The challenges that come with treating PsA are amplified in pediatric cases. This FDA decision will aid providers in facilitating an evidence-supported treatment plan based on phase 3b data from the PSTELLAR study.

"We know active pediatric psoriatic arthritis is a challenging inflammatory disease given its rarity and that symptoms, such as swollen joints and skin lesions, can vary significantly in presentation and severity," Terence Rooney, MD, PhD, Vice President, Rheumatology and Maternal Fetal Disease Area, Janssen Research & Development, LLC, said in a statement.

The drug's first approval was in 2009 with an indication for adults with moderate to severe plaque psoriasis (PsO). Now, ustekinumab's profile has been expanded to 4 indications, 2 of which include pediatric patients.

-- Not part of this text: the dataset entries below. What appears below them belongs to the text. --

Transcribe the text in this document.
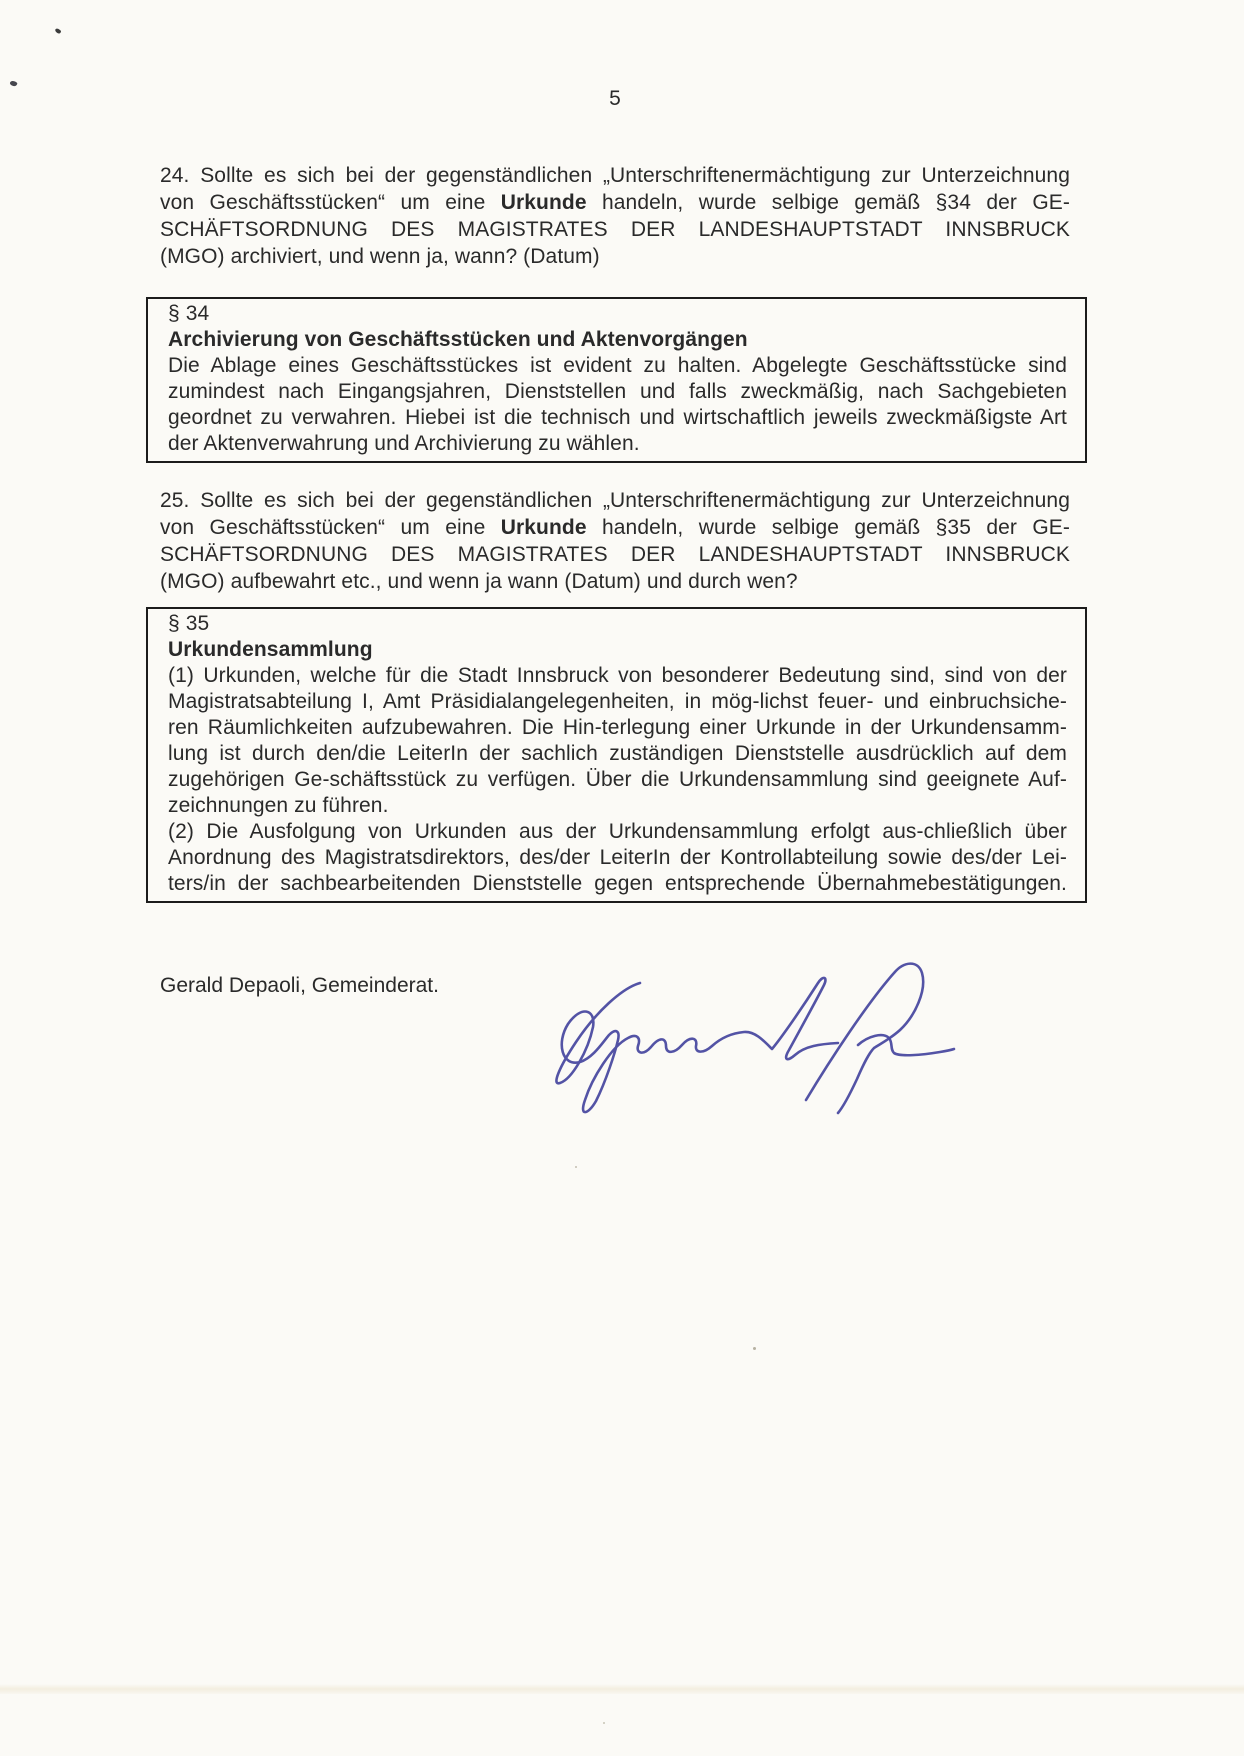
5
24. Sollte es sich bei der gegenständlichen „Unterschriftenermächtigung zur Unterzeichnung
von Geschäftsstücken“ um eine Urkunde handeln, wurde selbige gemäß §34 der GE-
SCHÄFTSORDNUNG DES MAGISTRATES DER LANDESHAUPTSTADT INNSBRUCK
(MGO) archiviert, und wenn ja, wann? (Datum)
§ 34
Archivierung von Geschäftsstücken und Aktenvorgängen
Die Ablage eines Geschäftsstückes ist evident zu halten. Abgelegte Geschäftsstücke sind
zumindest nach Eingangsjahren, Dienststellen und falls zweckmäßig, nach Sachgebieten
geordnet zu verwahren. Hiebei ist die technisch und wirtschaftlich jeweils zweckmäßigste Art
der Aktenverwahrung und Archivierung zu wählen.
25. Sollte es sich bei der gegenständlichen „Unterschriftenermächtigung zur Unterzeichnung
von Geschäftsstücken“ um eine Urkunde handeln, wurde selbige gemäß §35 der GE-
SCHÄFTSORDNUNG DES MAGISTRATES DER LANDESHAUPTSTADT INNSBRUCK
(MGO) aufbewahrt etc., und wenn ja wann (Datum) und durch wen?
§ 35
Urkundensammlung
(1) Urkunden, welche für die Stadt Innsbruck von besonderer Bedeutung sind, sind von der
Magistratsabteilung I, Amt Präsidialangelegenheiten, in mög-lichst feuer- und einbruchsiche-
ren Räumlichkeiten aufzubewahren. Die Hin-terlegung einer Urkunde in der Urkundensamm-
lung ist durch den/die LeiterIn der sachlich zuständigen Dienststelle ausdrücklich auf dem
zugehörigen Ge-schäftsstück zu verfügen. Über die Urkundensammlung sind geeignete Auf-
zeichnungen zu führen.
(2) Die Ausfolgung von Urkunden aus der Urkundensammlung erfolgt aus-chließlich über
Anordnung des Magistratsdirektors, des/der LeiterIn der Kontrollabteilung sowie des/der Lei-
ters/in der sachbearbeitenden Dienststelle gegen entsprechende Übernahmebestätigungen.
Gerald Depaoli, Gemeinderat.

The human monoclonal antibody is the first and only FDA-approved treatment for this particular population. Pharmacokinetic (PK) data from the series of phase 3 studies (PSTELLAR, CADMUS, and CADMUS Jr) supported the decision. The research on adult patients with PsA from PSUMMIT I and II complemented the previously mentioned safety and efficacy data by addressing the rheumatic disease.

"With this pediatric approval of STELARA, we're pleased to help address the unmet needs of these young patients and provide physicians with a much-needed treatment option that has an established track record of safety and efficacy," Davidson continued.

Because of limitations with pediatric patient clinical trials, investigators used an extrapolation approach by reviewing previous pharmacokinetic findings, observing efficacy and safety reports from research investigating pediatric patients with moderate to severe plaque psoriasis who also had active PsA, as well as adult patients affected with the same conditions.

The analyses demonstrated that with ustekinumab, these pediatric PsO patients with active PsA was consistent with that of phase 3 clinical trials of the drug in pediatric PsO patients without active PsA. Additionally, it was found to be successful with adult patients with moderate to severe plaque PsO or adult patients with active PsA. Data on common efficacy endpoints were akin to those observed in these pediatric PsO patients with active PsA.

"The approval of STELARA for use in children six years of age and older with active psoriatic arthritis, which follows the 2020 approval for moderate to severe plaque psoriasis in this population, is complemented by more than 12 years of clinical trial and real-world evidence across all approved indications demonstrating the safety and efficacy of this biologic therapy," said Jennifer Davidson, DO, Vice President of Immunology Medical Affairs, Janssen Scientific Affairs, LLC, stated.